軌跡~ある教員サークルの興亡~103
「うん、なにかとりとめもなく話していただけ。河合君は話したいことある?」
少し距離が近すぎると感じられる位置に座る畑野さんに、そう訊かれます。
「自分は、特には……」
「河合君、学部と学科はどこだっけ?」
S大学の先輩に尋ねられ、文学部の国文科と答えました。
「そう。俺も国文科だから、ここにいる全員が同じ学科なんだね」
言われてみれば、正方形のテーブルの向かいに座る本条さん、右辺に座る片瀬さん、左隣の畑野さん、そして左辺のその先輩と、国文科が勢ぞろいです。
「好きな作家とかいる?」
その頃、というか今でも、ポール・オースターという作家が好きでよく読んでいるのですが、せっかく国文科で寄り集まっているのにアメリカの作家を出すのは気が引けたので、「村上春樹とか、です」と答えました。
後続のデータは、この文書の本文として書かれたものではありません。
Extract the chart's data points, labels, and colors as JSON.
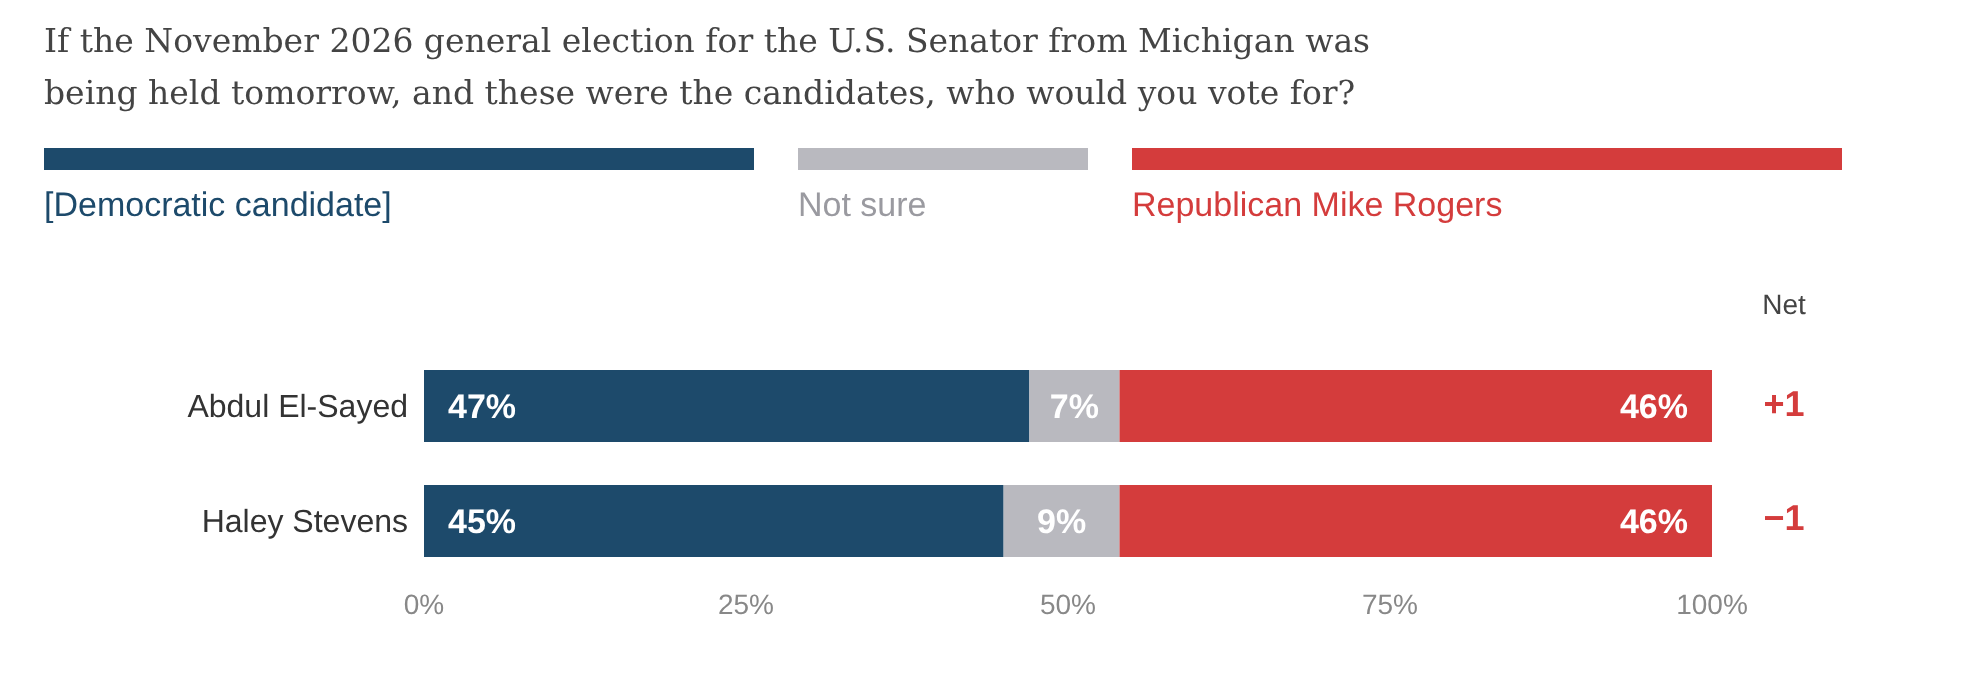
{
  "chart_data": {
    "type": "bar",
    "orientation": "horizontal",
    "stacked": true,
    "title": "If the November 2026 general election for the U.S. Senator from Michigan was being held tomorrow, and these were the candidates, who would you vote for?",
    "categories": [
      "Abdul El-Sayed",
      "Haley Stevens"
    ],
    "series": [
      {
        "name": "[Democratic candidate]",
        "color": "#1d4a6b",
        "values": [
          47,
          45
        ],
        "value_labels": [
          "47%",
          "45%"
        ]
      },
      {
        "name": "Not sure",
        "color": "#b9b9bf",
        "values": [
          7,
          9
        ],
        "value_labels": [
          "7%",
          "9%"
        ]
      },
      {
        "name": "Republican Mike Rogers",
        "color": "#d43c3c",
        "values": [
          46,
          46
        ],
        "value_labels": [
          "46%",
          "46%"
        ]
      }
    ],
    "xlim": [
      0,
      100
    ],
    "xticks": [
      {
        "value": 0,
        "label": "0%"
      },
      {
        "value": 25,
        "label": "25%"
      },
      {
        "value": 50,
        "label": "50%"
      },
      {
        "value": 75,
        "label": "75%"
      },
      {
        "value": 100,
        "label": "100%"
      }
    ],
    "grid": false,
    "legend": "top",
    "tick_labels": "xy",
    "annotations": [
      "Net",
      "+1",
      "−1"
    ]
  }
}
その場しのぎの出まかせではなく、本当によく読んでいる作家です。
「河合君も村上春樹好きなんだ?」
片瀬さんが目を輝かせました。
「私も小説は全部読んでるよ。エッセイは二冊か三冊しか目を通していないけど」
と畑野さん。
本条さんも、S大学の先輩も彼の作品はそれなりに読んでいるとのこと。
その間、横座り、俗称女の子座りをしている畑野さんの爪先が、あぐらを崩した形で座っているこちらの太ももにちょくちょく当たるのを感じます。
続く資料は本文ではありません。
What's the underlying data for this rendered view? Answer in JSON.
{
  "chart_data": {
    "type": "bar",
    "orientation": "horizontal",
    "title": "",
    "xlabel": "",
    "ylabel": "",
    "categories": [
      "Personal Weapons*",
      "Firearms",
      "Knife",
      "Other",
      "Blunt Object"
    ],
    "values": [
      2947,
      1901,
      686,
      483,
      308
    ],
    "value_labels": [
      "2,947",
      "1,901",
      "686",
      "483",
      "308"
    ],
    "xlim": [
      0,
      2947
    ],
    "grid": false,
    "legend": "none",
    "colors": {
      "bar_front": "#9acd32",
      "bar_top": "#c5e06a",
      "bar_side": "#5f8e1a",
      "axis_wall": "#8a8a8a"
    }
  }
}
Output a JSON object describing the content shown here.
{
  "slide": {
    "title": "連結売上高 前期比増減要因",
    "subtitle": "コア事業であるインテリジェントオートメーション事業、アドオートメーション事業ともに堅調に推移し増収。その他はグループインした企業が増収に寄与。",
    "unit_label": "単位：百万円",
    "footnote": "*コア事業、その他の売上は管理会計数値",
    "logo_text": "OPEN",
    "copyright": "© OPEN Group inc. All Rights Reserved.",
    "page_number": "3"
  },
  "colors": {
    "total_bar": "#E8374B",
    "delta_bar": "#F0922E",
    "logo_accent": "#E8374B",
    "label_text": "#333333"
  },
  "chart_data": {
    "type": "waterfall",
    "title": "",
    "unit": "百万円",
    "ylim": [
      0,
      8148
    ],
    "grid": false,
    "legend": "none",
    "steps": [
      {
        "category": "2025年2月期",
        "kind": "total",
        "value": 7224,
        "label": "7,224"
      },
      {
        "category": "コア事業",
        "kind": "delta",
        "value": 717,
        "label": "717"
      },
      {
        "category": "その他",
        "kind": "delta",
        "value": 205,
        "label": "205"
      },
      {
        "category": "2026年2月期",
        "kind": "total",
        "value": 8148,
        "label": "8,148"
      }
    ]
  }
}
さりげなく距離を遠くしますが、それでもまだ触れます。
自分は確かに右に移動しているはず。
テーブルの上のコップの位置を見て、そう確認しました。
ということは、畑野さんが近寄っているか、彼女の足がずれてきているかです。
これ以上右に動くと、今度は右辺にいる片瀬さんに近付き過ぎると感じ、畑野さんの足が当たるのは仕方ないと諦めました。
自分の気にし過ぎかと判断したというのもあります。